Web testing is a difficult topic to discuss primarily because very few people know what it is or what it should accomplish. For our purposes, let’s define it as an agnostic approach to implementing changes. Put another way, testing is a method of generating and validating ideas.
This is nothing new to the world of science and engineering. In fact, testing comprises the entire practice of these disciplines. So, to avoid defining a wheel (a sort of circular, smooth object supported on the inside? carries weight somehow; balances . . . let’s save this for a part 2), let’s look at the steps of the “scientific method” – the same one we all learned about in 4th grade:
- Ask a Question
- Do Background Research
- Construct a Hypothesis
- Test Your Hypothesis by Doing an Experiment
- Analyze Your Data and Draw a Conclusion
- Communicate Your Results
This is a bone-crushingly simple and effective testing strategy that will work for any site. Let’s work through this as a short exercise, say, for example with a landing page that isn’t converting.

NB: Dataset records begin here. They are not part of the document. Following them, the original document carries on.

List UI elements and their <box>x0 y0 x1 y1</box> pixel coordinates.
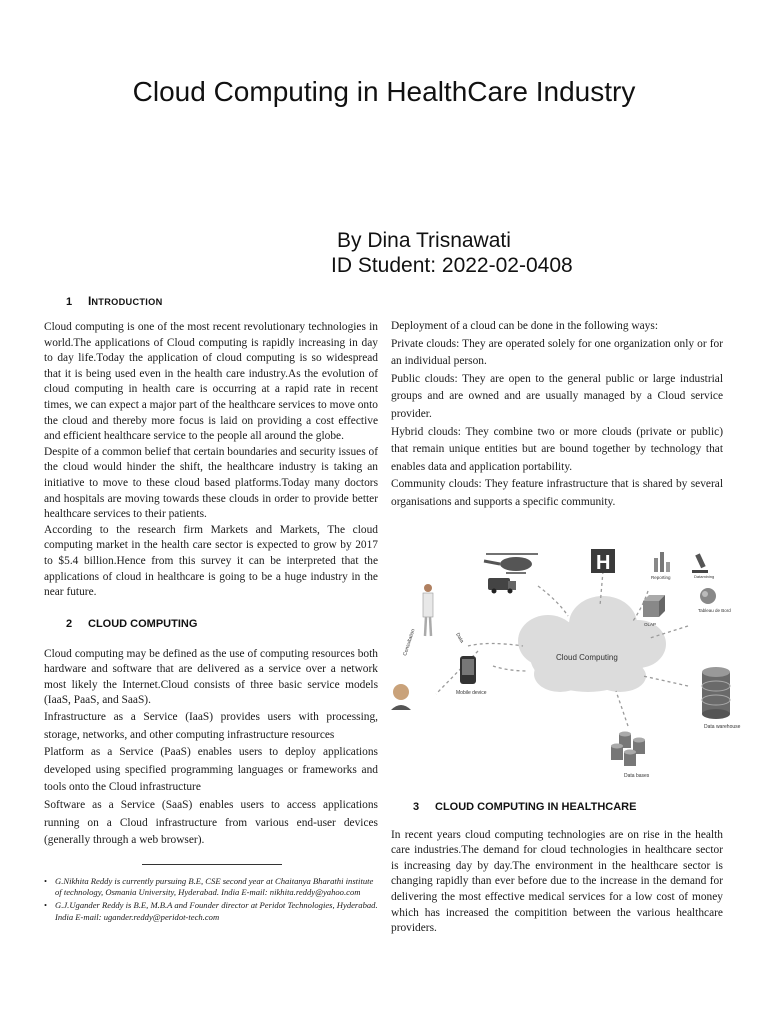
section-number: 1 <box>66 296 73 308</box>
mobile-device-icon <box>456 656 487 696</box>
section-title-initial: I <box>88 294 92 308</box>
bullet-icon: • <box>44 900 48 910</box>
hospital-letter: H <box>596 551 611 574</box>
footnote-text: G.J.Ugander Reddy is B.E, M.B.A and Founder director at Peridot Technologies, Hyderabad. India E-mail: ugander.reddy@peridot-tech.com <box>55 900 378 922</box>
left-column <box>44 294 378 923</box>
bullet-icon: • <box>44 875 48 886</box>
databases-label: Data bases <box>624 772 650 779</box>
byline <box>331 228 573 278</box>
section-heading-cloud-computing <box>44 618 378 630</box>
footnote-rule <box>142 864 282 865</box>
helicopter-icon <box>484 554 538 573</box>
introduction-body <box>44 320 378 601</box>
doctor-icon <box>423 584 433 636</box>
ambulance-icon <box>488 578 516 594</box>
microscope-icon <box>692 553 714 579</box>
reporting-label: Reporting <box>651 574 671 580</box>
cloud-label: Cloud Computing <box>556 652 618 662</box>
paragraph: Deployment of a cloud can be done in the following ways: <box>391 320 658 332</box>
paragraph: Platform as a Service (PaaS) enables users to deploy applications developed using specified programming languages or frameworks and tools onto the Cloud infrastructure <box>44 746 378 794</box>
paragraph: Private clouds: They are operated solely for one organization only or for an individual person. <box>391 337 723 368</box>
paragraph: Community clouds: They feature infrastructure that is shared by several organisations and supports a specific community. <box>391 478 723 508</box>
section-heading-introduction <box>44 294 378 308</box>
right-column <box>391 318 741 937</box>
patient-icon <box>391 684 411 710</box>
hospital-icon <box>591 549 615 574</box>
mobile-label: Mobile device <box>456 689 487 696</box>
cloud-computing-body <box>44 647 378 850</box>
footnote <box>44 876 378 899</box>
dashboard-icon <box>698 588 731 613</box>
datamining-label: Datamining <box>694 573 715 579</box>
footnote-text: G.Nikhita Reddy is currently pursuing B.E, CSE second year at Chaitanya Bharathi institute of technology, Osmania University, Hyderabad. India E-mail: nikhita.reddy@yahoo.com <box>55 875 374 898</box>
section-title: CLOUD COMPUTING <box>88 617 198 630</box>
figure-illustration <box>388 546 750 791</box>
author-name: By Dina Trisnawati <box>337 229 511 252</box>
data-label: Data <box>454 631 465 644</box>
paragraph: Software as a Service (SaaS) enables users to access applications running on a Cloud infrastructure from various end-user devices (generally through a web browser). <box>44 799 378 847</box>
paragraph: According to the research firm Markets and Markets, The cloud computing market in the health care sector is expected to grow by 2017 to $5.4 billion.Hence from this survey it can be interpreted that the applications of cloud in healthcare is going to be a huge industry in the near future. <box>44 523 378 599</box>
paragraph: Cloud computing may be defined as the use of computing resources both hardware and software that are delivered as a service over a network most likely the Internet.Cloud consists of three basic service models (IaaS, PaaS, and SaaS). <box>44 647 378 707</box>
section-number: 2 <box>66 617 73 630</box>
paragraph: Public clouds: They are open to the general public or large industrial groups and are owned and are usually managed by a Cloud service provider. <box>391 372 723 420</box>
paragraph: Hybrid clouds: They combine two or more clouds (private or public) that remain unique entities but are bound together by technology that enables data and application portability. <box>391 425 723 473</box>
section-title: CLOUD COMPUTING IN HEALTHCARE <box>435 800 637 813</box>
olap-cube-icon <box>643 595 665 627</box>
footnote <box>44 900 378 923</box>
section-number: 3 <box>413 800 420 813</box>
section-title-rest: NTRODUCTION <box>91 297 163 307</box>
cloud-healthcare-body <box>391 828 723 937</box>
data-warehouse-icon <box>702 667 741 730</box>
olap-label: OLAP <box>644 621 657 627</box>
databases-icon <box>611 731 650 779</box>
paragraph: Infrastructure as a Service (IaaS) provides users with processing, storage, networks, and other computing infrastructure resources <box>44 711 378 741</box>
footnotes <box>44 876 378 923</box>
reporting-icon <box>651 552 671 580</box>
paper-title: Cloud Computing in HealthCare Industry <box>132 76 636 107</box>
deployment-list <box>391 318 723 512</box>
consultation-label: Consultation <box>402 627 417 657</box>
warehouse-label: Data warehouse <box>704 723 741 730</box>
paragraph: Despite of a common belief that certain boundaries and security issues of the cloud would hinder the shift, the healthcare industry is taking an initiative to move to these cloud based platforms.Today many doctors and hospitals are moving towards these clouds in order to provide better healthcare services to their patients. <box>44 445 378 521</box>
section-heading-cloud-healthcare <box>391 801 723 813</box>
student-id: ID Student: 2022-02-0408 <box>331 254 573 277</box>
cloud-computing-figure <box>388 546 750 791</box>
tableau-label: Tableau de Bord <box>698 607 731 613</box>
paragraph: In recent years cloud computing technologies are on rise in the health care industries.The demand for cloud technologies in healthcare sector is increasing day by day.The environment in the healthcare sector is changing rapidly than ever before due to the increase in the demand for delivering the most effective medical services for a low cost of money which has increased the compitition between the various healthcare providers. <box>391 828 723 935</box>
paragraph: Cloud computing is one of the most recent revolutionary technologies in world.The applications of Cloud computing is rapidly increasing in day to day life.Today the application of cloud computing is so widespread that it is being used even in the health care industry.As the evolution of cloud computing in health care is occurring at a rapid rate in recent times, we can expect a major part of the healthcare services to move onto the cloud and thereby more focus is laid on providing a cost effective and efficient healthcare service to the people all around the globe. <box>44 321 378 443</box>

Our testing subject: A landing page that isn’t converting.
Ask a question:
Why isn’t the landing page converting?
Do background research:
A simple Google search here will bring us to thousands of people yapping about improving conversion rates on landing pages. Here’s where we need to be careful – this is an idea-gathering phase. Try not to be overly focused while doing this – the ideas might be too big or too small. I found some general themes about non-converting landing pages:
- The landing page is too busy, i.e. too many links or too much content
- The landing page doesn’t focus on its conversion
- Your lead capture form is too intense
- Your headlines/value propositions/imagery/etc. are bad
Construct a hypothesis:
Now you would look at your very own stinker of a landing page and generate some ideas about why it might not be working. Depending on your research, you might decide on a complete redesign, or you may try to change only a few aspects, e.g. re-doing the lead capture form or updating the headlines.

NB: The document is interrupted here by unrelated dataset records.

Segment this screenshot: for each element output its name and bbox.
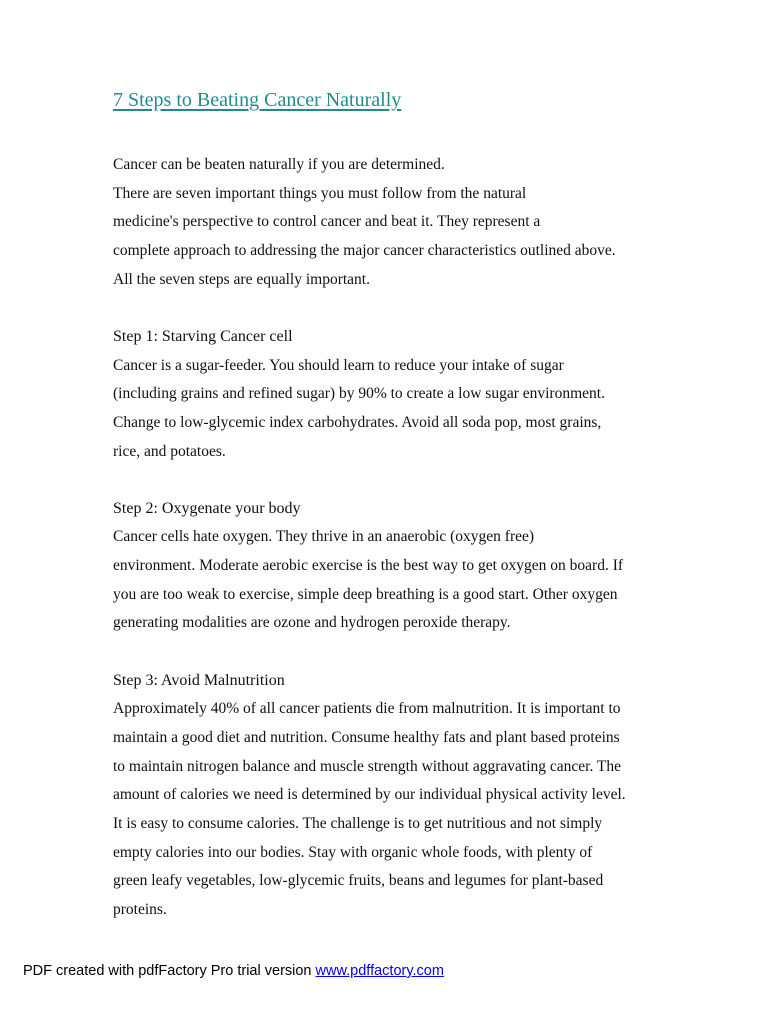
step-3-line: It is easy to consume calories. The challenge is to get nutritious and not simply — [113, 815, 603, 832]
intro-line: There are seven important things you must follow from the natural — [113, 185, 527, 202]
step-1-line: Change to low-glycemic index carbohydrates. Avoid all soda pop, most grains, — [113, 414, 602, 431]
document-title: 7 Steps to Beating Cancer Naturally — [113, 89, 402, 111]
step-2-line: you are too weak to exercise, simple deep breathing is a good start. Other oxygen — [113, 586, 618, 603]
step-3-line: green leafy vegetables, low-glycemic fruits, beans and legumes for plant-based — [113, 872, 604, 889]
step-1-heading: Step 1: Starving Cancer cell — [113, 328, 293, 345]
step-1-line: Cancer is a sugar-feeder. You should learn to reduce your intake of sugar — [113, 357, 564, 374]
step-3-line: to maintain nitrogen balance and muscle strength without aggravating cancer. The — [113, 758, 622, 775]
step-3-line: empty calories into our bodies. Stay with organic whole foods, with plenty of — [113, 844, 593, 861]
pdf-footer — [23, 963, 444, 979]
step-1-line: (including grains and refined sugar) by 90% to create a low sugar environment. — [113, 385, 605, 402]
step-2-line: environment. Moderate aerobic exercise is the best way to get oxygen on board. If — [113, 557, 624, 574]
step-3-line: amount of calories we need is determined by our individual physical activity level. — [113, 786, 626, 803]
pdffactory-link[interactable]: www.pdffactory.com — [315, 963, 444, 979]
intro-line: All the seven steps are equally important. — [113, 271, 370, 288]
step-2-heading: Step 2: Oxygenate your body — [113, 500, 301, 517]
step-3-line: Approximately 40% of all cancer patients die from malnutrition. It is important to — [113, 700, 621, 717]
footer-text: PDF created with pdfFactory Pro trial version — [23, 963, 316, 979]
step-3-heading: Step 3: Avoid Malnutrition — [113, 672, 285, 689]
intro-line: Cancer can be beaten naturally if you are determined. — [113, 156, 445, 173]
step-2-line: Cancer cells hate oxygen. They thrive in an anaerobic (oxygen free) — [113, 528, 535, 545]
step-1-line: rice, and potatoes. — [113, 443, 226, 460]
intro-line: medicine's perspective to control cancer and beat it. They represent a — [113, 213, 541, 230]
step-3-line: maintain a good diet and nutrition. Consume healthy fats and plant based proteins — [113, 729, 620, 746]
step-2-line: generating modalities are ozone and hydrogen peroxide therapy. — [113, 614, 511, 631]
intro-line: complete approach to addressing the major cancer characteristics outlined above. — [113, 242, 616, 259]
step-3-line: proteins. — [113, 901, 167, 918]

Your hypothesis will determine the scope of your test. A complete redesign may require design assets, wireframes, imagery, etc., while changing some elements on the page could be accomplished with a tool like Unbounce.

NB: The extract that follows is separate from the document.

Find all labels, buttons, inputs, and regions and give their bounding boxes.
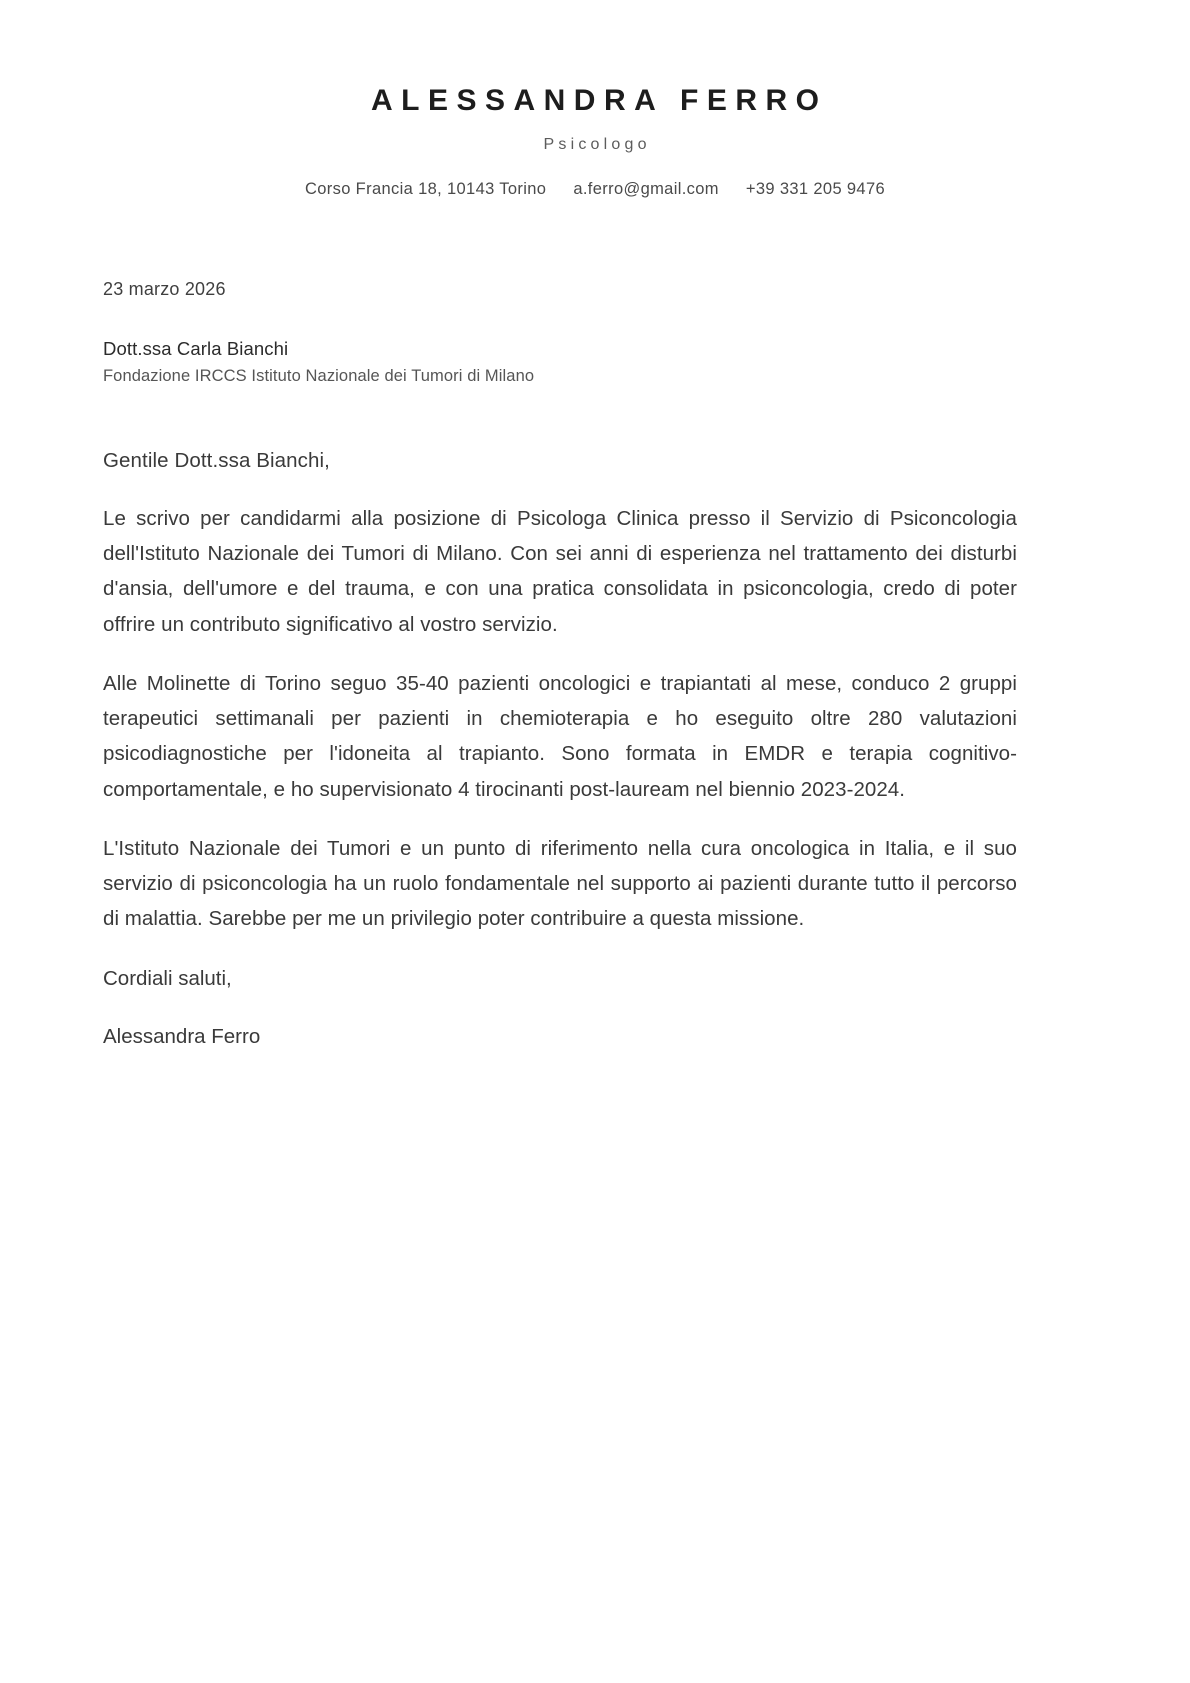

If you decide that your landing page needs a redesign, your ‘hypothesis’ would read something like this: Our landing page isn’t converting because the design is clunky, outdated, and difficult to scan. Our users probably can’t even tell what the page is about.
This stage of the testing process is where you can get funky – if you’re scrapping your entire landing page, now’s the time to try some radical design variations you may have had in mind. Feel free to ruthlessly copy other landing pages that look good; figure out what everybody else is doing and think about what you like and don’t like. Try some things that might seem silly or too far – it’s just a test.
Even if you’re doing a complete redesign, you’ll need to use an a/b or multivariate site testing tool. Optimizely, Unbounce, Google Analytics, etc. The particular testing tool will be different depending on what you’re testing – most tools are replaceable by others.
Analyze Your Data and Draw a Conclusion:
This is pretty straightforward – which test variations got the best results? eCommerce and lead gen web properties typically only have one or two goals, so there isn’t much in the way interpretation that you might be doing.
Communicate your results:
If that’s what you really want to do . . .
With all of that said,
Testing works as well for solving basic landing page issues as it does for addressing usability issues, information architecture concerns, and validating high level marketing strategies. These are the same steps and concepts that we use to find out whether Coke would dissolve a tooth if left overnight and other essential medical truths. Testing is a process that we use to answer important questions and hopefully find effective strategies. And when you’re through with all of that, you might even have something they call knowledge.